Regarding surplus distribution, another point is that people can choose to take those amounts or pay them to their chosen charities. This gives the comfort that any unspent money is paid towards social impact causes and the larger the surplus, the more impact this feature can make.

The concept of a more ethical insurance is not just restricted to takaful but also to other forms of insurance such as mutual insurance which operates upon similar principles. With Insurtech looking to build more ethical business models, they have also adopted models similar to takaful. For instance, Lemonade acts like an agent who deducts their fees from premium (like wakala fee) to pay off its expenses and rest goes towards policyholders account to pay the claims; any surplus can be donated to chosen charity or taken back. Laka Insurtech has adopted another takaful model which is that premiums are not required upfront and claims in pool are calculated over end of term such as end of the month and then a specified portion of claim is billed to the policyholder to be paid as a result of their participation in that pool.

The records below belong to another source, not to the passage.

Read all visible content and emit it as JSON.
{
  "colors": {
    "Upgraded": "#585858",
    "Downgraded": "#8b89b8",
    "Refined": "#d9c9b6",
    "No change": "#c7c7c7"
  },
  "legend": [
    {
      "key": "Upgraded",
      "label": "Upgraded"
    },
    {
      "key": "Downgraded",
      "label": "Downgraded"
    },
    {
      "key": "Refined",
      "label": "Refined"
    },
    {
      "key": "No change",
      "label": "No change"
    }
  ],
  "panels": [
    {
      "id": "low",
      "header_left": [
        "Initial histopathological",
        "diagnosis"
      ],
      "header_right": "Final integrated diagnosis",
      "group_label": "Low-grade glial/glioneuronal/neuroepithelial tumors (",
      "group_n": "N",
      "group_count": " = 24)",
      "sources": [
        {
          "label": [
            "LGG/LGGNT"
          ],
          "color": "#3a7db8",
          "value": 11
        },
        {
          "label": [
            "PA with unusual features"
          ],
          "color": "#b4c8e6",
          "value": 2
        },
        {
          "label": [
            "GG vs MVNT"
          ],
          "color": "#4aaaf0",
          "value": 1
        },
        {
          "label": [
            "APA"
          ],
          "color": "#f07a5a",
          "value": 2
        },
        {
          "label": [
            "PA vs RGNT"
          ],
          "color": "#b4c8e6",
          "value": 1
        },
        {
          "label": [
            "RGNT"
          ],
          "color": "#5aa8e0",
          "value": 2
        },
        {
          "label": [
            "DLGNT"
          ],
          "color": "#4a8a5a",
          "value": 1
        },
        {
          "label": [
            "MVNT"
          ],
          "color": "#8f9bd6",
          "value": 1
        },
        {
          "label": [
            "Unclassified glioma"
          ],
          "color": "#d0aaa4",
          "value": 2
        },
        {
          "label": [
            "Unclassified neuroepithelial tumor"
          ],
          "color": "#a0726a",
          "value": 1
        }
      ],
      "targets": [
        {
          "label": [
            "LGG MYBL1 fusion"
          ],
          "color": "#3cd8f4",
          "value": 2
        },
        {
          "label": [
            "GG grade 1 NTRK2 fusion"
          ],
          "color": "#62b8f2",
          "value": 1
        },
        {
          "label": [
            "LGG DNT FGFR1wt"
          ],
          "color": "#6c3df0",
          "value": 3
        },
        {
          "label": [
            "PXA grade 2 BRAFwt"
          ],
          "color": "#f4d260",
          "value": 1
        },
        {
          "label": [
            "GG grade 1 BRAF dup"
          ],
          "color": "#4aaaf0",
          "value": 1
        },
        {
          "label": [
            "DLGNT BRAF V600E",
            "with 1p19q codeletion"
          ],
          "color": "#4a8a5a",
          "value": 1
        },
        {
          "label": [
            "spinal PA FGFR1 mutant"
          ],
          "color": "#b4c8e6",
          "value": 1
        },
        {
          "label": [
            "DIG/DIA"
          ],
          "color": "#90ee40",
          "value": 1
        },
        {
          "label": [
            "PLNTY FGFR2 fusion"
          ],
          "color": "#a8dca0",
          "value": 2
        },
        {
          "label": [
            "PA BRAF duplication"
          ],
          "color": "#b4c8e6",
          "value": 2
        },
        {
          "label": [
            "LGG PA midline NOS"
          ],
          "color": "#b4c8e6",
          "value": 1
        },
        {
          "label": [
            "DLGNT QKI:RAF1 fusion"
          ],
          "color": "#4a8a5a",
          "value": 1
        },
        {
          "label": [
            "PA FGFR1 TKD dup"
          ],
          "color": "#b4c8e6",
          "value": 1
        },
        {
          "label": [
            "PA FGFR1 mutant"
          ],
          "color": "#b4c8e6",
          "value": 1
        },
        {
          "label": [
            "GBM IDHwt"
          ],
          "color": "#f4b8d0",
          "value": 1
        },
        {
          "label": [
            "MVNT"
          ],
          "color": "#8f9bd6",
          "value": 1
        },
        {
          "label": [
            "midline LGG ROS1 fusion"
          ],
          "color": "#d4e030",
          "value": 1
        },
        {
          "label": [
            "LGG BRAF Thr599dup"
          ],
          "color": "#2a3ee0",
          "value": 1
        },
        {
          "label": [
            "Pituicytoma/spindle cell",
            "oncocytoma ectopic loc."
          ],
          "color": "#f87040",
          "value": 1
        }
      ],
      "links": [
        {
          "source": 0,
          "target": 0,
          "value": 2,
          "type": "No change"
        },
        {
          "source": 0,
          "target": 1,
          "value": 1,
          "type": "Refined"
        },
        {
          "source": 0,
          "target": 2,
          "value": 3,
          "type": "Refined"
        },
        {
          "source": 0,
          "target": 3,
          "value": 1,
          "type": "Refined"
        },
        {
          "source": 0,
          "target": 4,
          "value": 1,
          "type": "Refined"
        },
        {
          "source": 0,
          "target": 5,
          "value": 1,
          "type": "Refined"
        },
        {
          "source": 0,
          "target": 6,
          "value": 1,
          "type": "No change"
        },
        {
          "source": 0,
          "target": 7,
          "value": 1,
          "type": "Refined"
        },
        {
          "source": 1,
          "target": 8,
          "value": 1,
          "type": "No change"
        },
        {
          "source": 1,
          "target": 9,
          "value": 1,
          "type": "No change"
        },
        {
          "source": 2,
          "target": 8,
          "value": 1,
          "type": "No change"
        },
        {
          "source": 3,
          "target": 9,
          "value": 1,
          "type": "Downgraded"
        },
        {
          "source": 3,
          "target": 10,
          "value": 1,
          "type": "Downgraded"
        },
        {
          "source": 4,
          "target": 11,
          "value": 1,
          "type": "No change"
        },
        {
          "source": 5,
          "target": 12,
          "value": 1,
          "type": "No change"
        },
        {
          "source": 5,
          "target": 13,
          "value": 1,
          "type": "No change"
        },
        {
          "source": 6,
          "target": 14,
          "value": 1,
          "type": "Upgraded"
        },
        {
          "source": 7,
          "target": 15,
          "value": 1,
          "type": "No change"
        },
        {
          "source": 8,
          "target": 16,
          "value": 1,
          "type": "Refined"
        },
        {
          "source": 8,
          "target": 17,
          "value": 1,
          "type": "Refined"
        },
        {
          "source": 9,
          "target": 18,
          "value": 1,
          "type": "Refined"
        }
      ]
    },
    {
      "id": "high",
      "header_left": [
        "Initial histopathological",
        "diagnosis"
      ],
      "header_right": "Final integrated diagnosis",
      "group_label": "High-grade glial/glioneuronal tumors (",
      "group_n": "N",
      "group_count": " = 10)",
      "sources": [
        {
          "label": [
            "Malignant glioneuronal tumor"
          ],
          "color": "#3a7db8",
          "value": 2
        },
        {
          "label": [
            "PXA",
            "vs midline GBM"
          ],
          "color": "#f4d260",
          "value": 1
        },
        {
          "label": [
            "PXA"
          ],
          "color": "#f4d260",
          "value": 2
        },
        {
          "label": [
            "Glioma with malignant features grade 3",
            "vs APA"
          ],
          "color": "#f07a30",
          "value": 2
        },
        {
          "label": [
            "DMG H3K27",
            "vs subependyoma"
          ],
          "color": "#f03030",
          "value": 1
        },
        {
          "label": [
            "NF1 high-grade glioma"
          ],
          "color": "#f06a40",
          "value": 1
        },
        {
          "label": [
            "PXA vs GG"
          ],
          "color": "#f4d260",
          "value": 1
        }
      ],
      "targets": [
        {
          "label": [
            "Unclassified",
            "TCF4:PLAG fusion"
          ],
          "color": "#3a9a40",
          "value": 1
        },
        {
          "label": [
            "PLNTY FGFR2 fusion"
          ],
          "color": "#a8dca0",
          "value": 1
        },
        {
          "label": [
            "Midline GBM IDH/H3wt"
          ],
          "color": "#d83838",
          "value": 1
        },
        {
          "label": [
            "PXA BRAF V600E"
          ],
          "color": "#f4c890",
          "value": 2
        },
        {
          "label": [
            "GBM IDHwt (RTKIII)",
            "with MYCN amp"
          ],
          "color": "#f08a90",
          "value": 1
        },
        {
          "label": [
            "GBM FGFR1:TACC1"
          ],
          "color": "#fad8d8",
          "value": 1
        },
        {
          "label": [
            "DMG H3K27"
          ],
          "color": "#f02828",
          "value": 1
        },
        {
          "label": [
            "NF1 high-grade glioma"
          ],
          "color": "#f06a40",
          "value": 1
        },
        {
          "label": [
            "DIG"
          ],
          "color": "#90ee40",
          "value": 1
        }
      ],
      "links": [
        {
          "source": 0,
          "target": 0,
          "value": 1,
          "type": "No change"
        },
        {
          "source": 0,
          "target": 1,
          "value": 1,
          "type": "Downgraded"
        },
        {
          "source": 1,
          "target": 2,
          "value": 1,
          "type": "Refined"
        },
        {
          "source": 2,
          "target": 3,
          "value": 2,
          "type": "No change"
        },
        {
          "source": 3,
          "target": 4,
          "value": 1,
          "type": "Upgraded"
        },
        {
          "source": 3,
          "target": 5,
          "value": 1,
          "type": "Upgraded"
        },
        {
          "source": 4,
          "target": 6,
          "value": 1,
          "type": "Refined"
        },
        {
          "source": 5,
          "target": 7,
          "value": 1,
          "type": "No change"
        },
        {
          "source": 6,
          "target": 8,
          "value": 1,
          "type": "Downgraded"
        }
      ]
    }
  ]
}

Alibaba2 has launched various innovative insurance products, such as Xianghubao, a mutual aid service available on the Alipay platform. This service is designed to provide mutual aid for medical expenses, particularly focusing on cancer care for elderly users. Unlike traditional insurance, Xianghubao operates on a mutual aid basis, where users share the costs of claims amongst themselves.

Challenges and Opportunities

Despite its numerous advantages, Takaful faces certain challenges that need addressing to unlock its full potential. These include regulatory inconsistencies across different jurisdictions, limited awareness among potential users, and the need for more skilled professionals in the Takaful sector. Takaful players are not that well established as insurers and don’t have as deep pockets so budgeting to match conventional insurance’s people, software, commission levels etc. becomes a challenge. Awareness of takaful is limited even in Muslim majority countries. In Muslim majority countries, there is lack of awareness for concept of insurance broadly and takaful can be skeptically seen as pulling one ear instead of the other due to lack of trust around insurance built due to aggressive sales tactics. In non-Muslim countries, the Arabic terminologies can be seen as being limited to Muslims, rather than seeing takaful broadly as part of ethical insurance. For example, Nigeria is a secular country and even though it has majority Muslim population, takaful terminologies cannot be used there and it has to be referred as ethical insurance so each country has its own dynamics too3.

The Future of Takaful

However, the future of Takaful looks promising. With the growing demand for ethical financial products and the increasing integration of Islamic finance into the global market, Takaful is poised for significant growth. Innovations in digital technology and regulatory harmonization are likely to enhance its accessibility and efficiency, making it an attractive proposition for a broader audience. This can lead to streamlining of operations at lower costs which is important specially in cost-sensitive but massively social impacting insurance like micro-insurance and index insurance.

Overall, Takaful stands as a testament to the harmonious fusion of ancient principles with modern financial needs. It offers a robust framework for risk management that is not only economically viable but also ethically enriching. As the world continues to seek more inclusive and responsible financial solutions, Takaful's unique model of mutual assistance and ethical investment is set to play a pivotal role in shaping the future of global finance.